Obama has done a lot of traveling during his first year as president; but these trips have only served to show various nations who he really is: instead of the diplomat creating international harmony, he has revealed himself to be, in some cases, abrasive and uncultured, and in other cases, capable of being unwittingly exploited by local rulers who wish to continue ignoring human rights and directing aggression toward neighboring countries. His diplomatic trips have not had the desired effect: the more other nations understand Obama, the less they are inclined to operate diplomatically with the United States. Obama fared best when other nations knew the image of him created by the American media: that image, because it was very inaccurate, created considerable popularity for Obama. Prior to his election, thousands of Europeans expressed a favorable opinion of him. Now, however, he is not welcome:

Obama’s speech in Oslo may have been the turning point. When the president accepted the Nobel Peace Prize in December, he said: “We must begin by acknowledging the hard truth that we will not eradicate violent conflict in our lifetimes.” Since then, not even the Germans have loved the American president quite so much.

Can The United States regain its image and diplomatic stature among the European nations? Perhaps. In any case, we cannot blame the current fiasco entirely on Obama: clearly, actions by the current Congress, and words from the current Secretary of State, have also earned international censure. Although Obama's bumbling and dithering haven't helped, he alone is only part of our problem. The cure will be change on a bigger scale than merely the White House.

Tuesday, February 09, 2010

Tired of Statistics?

For a century or more, writers and speakers have developed the habit of using statistics to support their views. This becomes clear if we compare, for example, a political speech given in 2010 with one given in 1510. This mathematical trend has been popular because it gives the appearance of being scientific and rational.

Reflective listeners and readers, however, have long realized that statistics are subject to manipulation and misinterpretation. One need only recall the primary lesson that correlation does not imply causation, or recall Mark Twain's quip about statistics, to understand why the numerals which adorn political texts need either to be carefully examined, or to be ignored.

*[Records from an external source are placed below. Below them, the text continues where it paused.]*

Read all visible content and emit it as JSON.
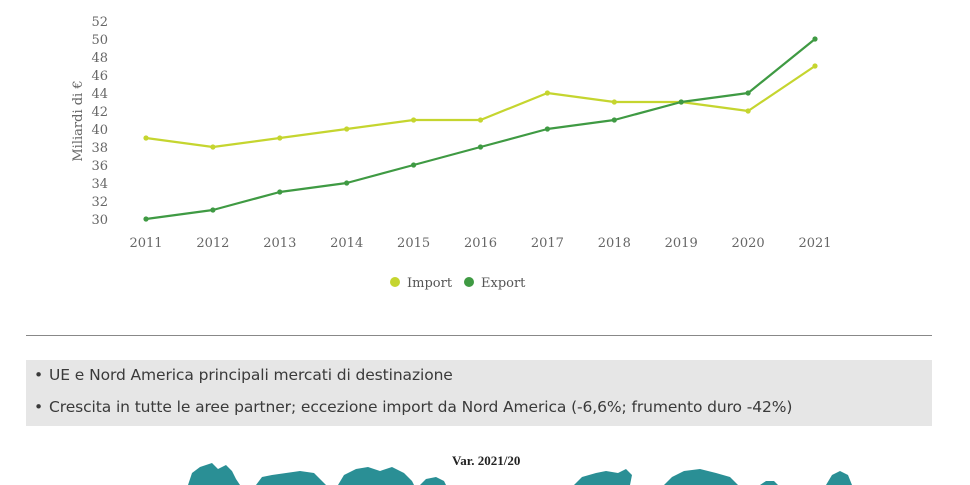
{
  "chart_data": {
    "type": "line",
    "title": "",
    "xlabel": "",
    "ylabel": "Miliardi di €",
    "ylim": [
      30,
      52
    ],
    "yticks": [
      30,
      32,
      34,
      36,
      38,
      40,
      42,
      44,
      46,
      48,
      50,
      52
    ],
    "categories": [
      "2011",
      "2012",
      "2013",
      "2014",
      "2015",
      "2016",
      "2017",
      "2018",
      "2019",
      "2020",
      "2021"
    ],
    "grid": false,
    "legend": "bottom-center",
    "series": [
      {
        "name": "Import",
        "color": "#c5d52f",
        "values": [
          39,
          38,
          39,
          40,
          41,
          41,
          44,
          43,
          43,
          42,
          47
        ]
      },
      {
        "name": "Export",
        "color": "#3f9a43",
        "values": [
          30,
          31,
          33,
          34,
          36,
          38,
          40,
          41,
          43,
          44,
          50
        ]
      }
    ]
  },
  "notes": {
    "items": [
      "UE e Nord America principali mercati di destinazione",
      "Crescita in tutte le aree partner; eccezione import da Nord America (-6,6%; frumento duro -42%)"
    ]
  },
  "map": {
    "title": "Var. 2021/20",
    "color": "#2a8f95"
  }
}
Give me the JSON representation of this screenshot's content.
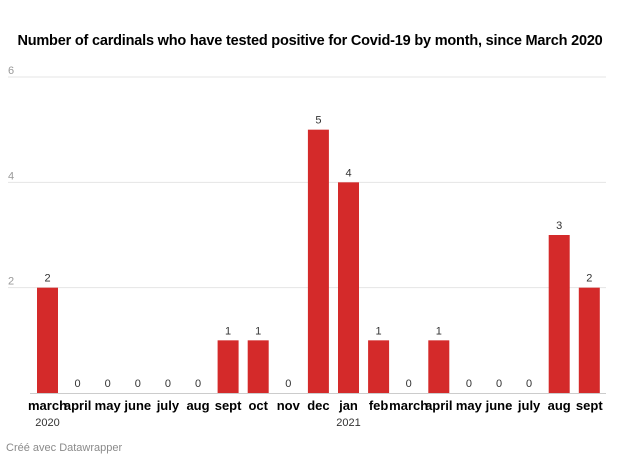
{
  "chart_data": {
    "type": "bar",
    "title": "Number of cardinals who have tested positive for Covid-19 by month, since March 2020",
    "categories": [
      "march",
      "april",
      "may",
      "june",
      "july",
      "aug",
      "sept",
      "oct",
      "nov",
      "dec",
      "jan",
      "feb",
      "march",
      "april",
      "may",
      "june",
      "july",
      "aug",
      "sept"
    ],
    "values": [
      2,
      0,
      0,
      0,
      0,
      0,
      1,
      1,
      0,
      5,
      4,
      1,
      0,
      1,
      0,
      0,
      0,
      3,
      2
    ],
    "year_labels": [
      {
        "index": 0,
        "text": "2020"
      },
      {
        "index": 10,
        "text": "2021"
      }
    ],
    "yticks": [
      2,
      4,
      6
    ],
    "ylim": [
      0,
      6
    ],
    "grid": true,
    "bar_color": "#d42a2a",
    "grid_color": "#e5e5e5"
  },
  "footer": "Créé avec Datawrapper"
}
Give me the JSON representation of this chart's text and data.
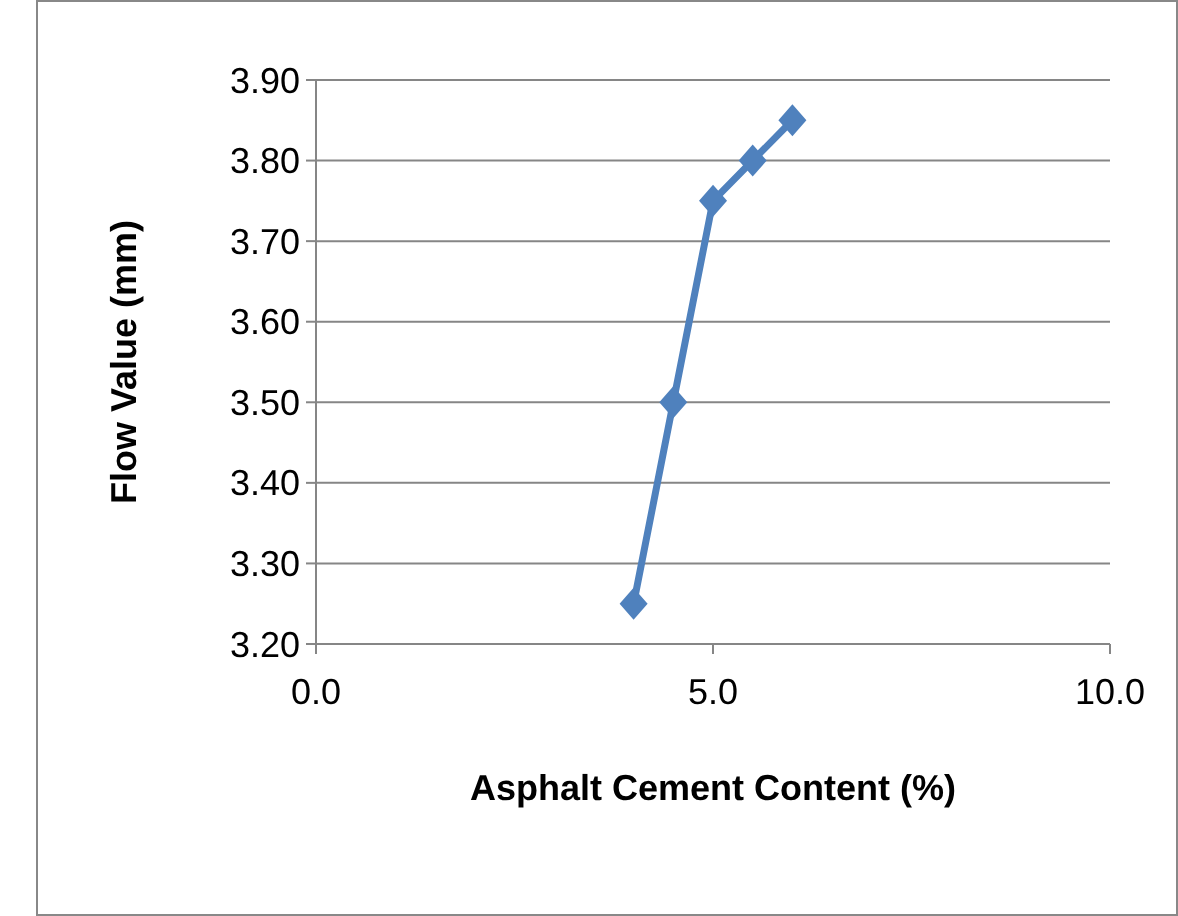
{
  "chart_data": {
    "type": "line",
    "xlabel": "Asphalt Cement Content (%)",
    "ylabel": "Flow Value (mm)",
    "x": [
      4.0,
      4.5,
      5.0,
      5.5,
      6.0
    ],
    "series": [
      {
        "color": "#4f81bd",
        "values": [
          3.25,
          3.5,
          3.75,
          3.8,
          3.85
        ]
      }
    ],
    "xlim": [
      0,
      10
    ],
    "xticks": [
      {
        "value": 0,
        "label": "0.0"
      },
      {
        "value": 5,
        "label": "5.0"
      },
      {
        "value": 10,
        "label": "10.0"
      }
    ],
    "ylim": [
      3.2,
      3.9
    ],
    "yticks": [
      {
        "value": 3.2,
        "label": "3.20"
      },
      {
        "value": 3.3,
        "label": "3.30"
      },
      {
        "value": 3.4,
        "label": "3.40"
      },
      {
        "value": 3.5,
        "label": "3.50"
      },
      {
        "value": 3.6,
        "label": "3.60"
      },
      {
        "value": 3.7,
        "label": "3.70"
      },
      {
        "value": 3.8,
        "label": "3.80"
      },
      {
        "value": 3.9,
        "label": "3.90"
      }
    ],
    "grid": "y",
    "marker": "diamond",
    "line_style": "solid"
  }
}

We understand that quantitative analysis is important, and should be done, but we border on the absurd when a report is released by the Treasury Department, and it is immediately combed by various political parties, who harvest whatever numbers appear to support their agendas.

Is there an alternative?

Researchers hoping to escape the statistical madness have focused on a method of qualitative analysis. This type of investigation has long been used in situations where a statistical approach isn't possible: it has been used by the United States Air Force in debriefing crewmen after missions, by the FAA after crashes, by physicians in case studies, and by police detectives. When studying a single event or a unique case (N=1), statistical approaches are usually meaningless.

This type of qualitative analysis is now being transferred from situations in which statistical analysis is impossible to situations in which statistical analysis is unhelpful. In certain branches of medicine and economics, for example, quantitative analysis yields results which are ambiguous or misleading. Qualitative analysis, by contrast, can yield more understanding of the situation's dynamics.

So, in some situations, we can avoid statistics and get a better insight of the matter at hand!